Si l’on essaie de résumer un peu la chose tout en restant concentré, on retiendra que les marchés ont tout d’abord terminé en baisse un peu partout. Mais des baisses homéopathiques qui donnaient l’impression que tout le monde s’était déjà barré en vacances et qu’on se revoyait au mois de septembre. Pourtant, quand on voit la masse de news qu’on a dû digérer hier, il y avait de quoi se demander pourquoi tant de désintérêt, tant de « rien à foutre » et pourquoi le marché était aussi grisâtre que le ciel qui est pollué des cendres des incendies canadiens.

Nous avons commencé la journée avec la photo. La photo des 6 négociateurs qui ont sauvé le monde d’une guerre tarifaire. Une photo en bas des escaliers qui montre trois Américains et trois Chinois qui ont l’air plutôt contents d’eux-mêmes et qui ne nous ont rien dit parce que d’abord il fallait rendre des comptes aux patrons, puisqu’à la fin c’est eux qui décident, ayant le droit de vie ou de mort sur leurs vassaux. Mais ce que l’on savait c’est qu’ils avaient un accord de principe. Les marchés ont donc ouvert en mode « bon, c’est bien mais on va quand même attendre pour voir ». Et attendre, ça voulait dire « attendre les publications du CPI, histoire de voir si les tarifs imposés par tonton Donald avait déjà commencé à prélever leur dû sur la consommation américaine. Alors je vous le dis de suite, la réponse c’est : « oui, mais pas aussi pire que ça, mais ne nous emballons pas, parce que ça peut encore venir » – ce sont des paroles d’experts qui ont le droit et le pouvoir de changer d’avis et d’opinion toutes les cinq minutes en fonction du vent, des conditions météo et des déclarations du Président. Président Américain, bien sûr.

Le CPI moins pire

Commençons donc d’abord avec le CPI. Chiffre tant attendu qui est finalement sorti en hausse. Mais moins que prévu. Contrairement à ce qu’on craignait avec les tarifs douaniers de Trump qui s’empilent comme une tour dans un jeu de Jenga, l’inflation a ralenti. Nous sommes donc à +2,4% sur un an. Alors Oui, c’était un peu plus qu’en avril (+2,3%), mais moins que ce que les économistes attendaient (+2,5%) – on ne va rien dire sur le fait que les experts ont immédiatement réagi sur le fait que c’était en-dessous des attentes, mais que ça n’était que partie remise PARCE QUE LES TARIFS ARRIVENT – enfin, l’impact des tarifs arrivent. Sauf qu’on sait pas quand. Peut-être en ce moment même, peut-être à la fin du mois. Ou de l’été. Ou peut-être jamais. Bref, on ne sait pas trop, mais ils arrivent.

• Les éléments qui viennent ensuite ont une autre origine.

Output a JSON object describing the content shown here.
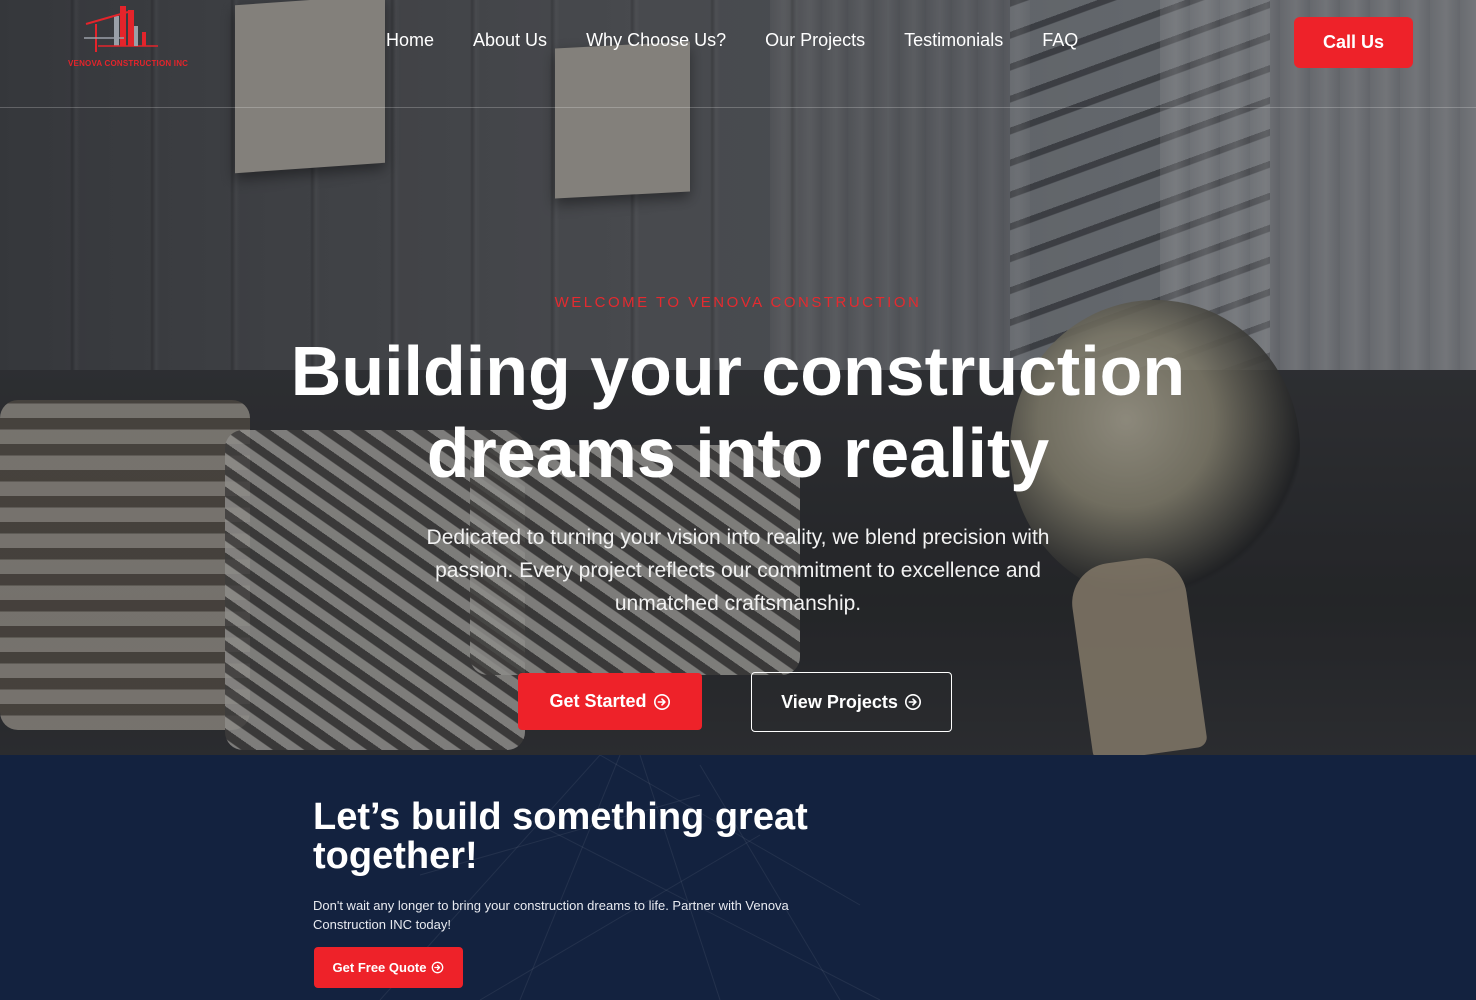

La nouvelle était donc EXCELLENTE !!! Encore une EXCELLENTE raison de plus pour que les marchés montent ! Oui. MAIS NON. Parce que l’impact des tarifs arrive. Vous avez donc compris que les BONS CHIFFRES du CPI ne nous servent à rien et qu’il vaut mieux attendre encore un poil pour voir quand ça va vraiment faire mal. Ou pas. Attendre quoi. Encore un peu. Alors après on peut encore dire que le CORE était pas mal, puis que lui est à 2.8%. Mais vous l’aurez compris : pour l’instant, l’inflation est sous contrôle mais on craint le pire pour plus tard. Néanmoins du côté de chez Trump, tout est sous contrôle – sauf à Los Angeles – d’ailleurs, Trump a été pas mal occupé hier, mais il a quand même trouvé le temps d’annoncer que (selon lui) les chiffres de l’inflation étaient « EXTRAORDINNAIRES ET QUE LA FED DEVRAIT BAISSER LES TAUX DE 100 BP !!! ».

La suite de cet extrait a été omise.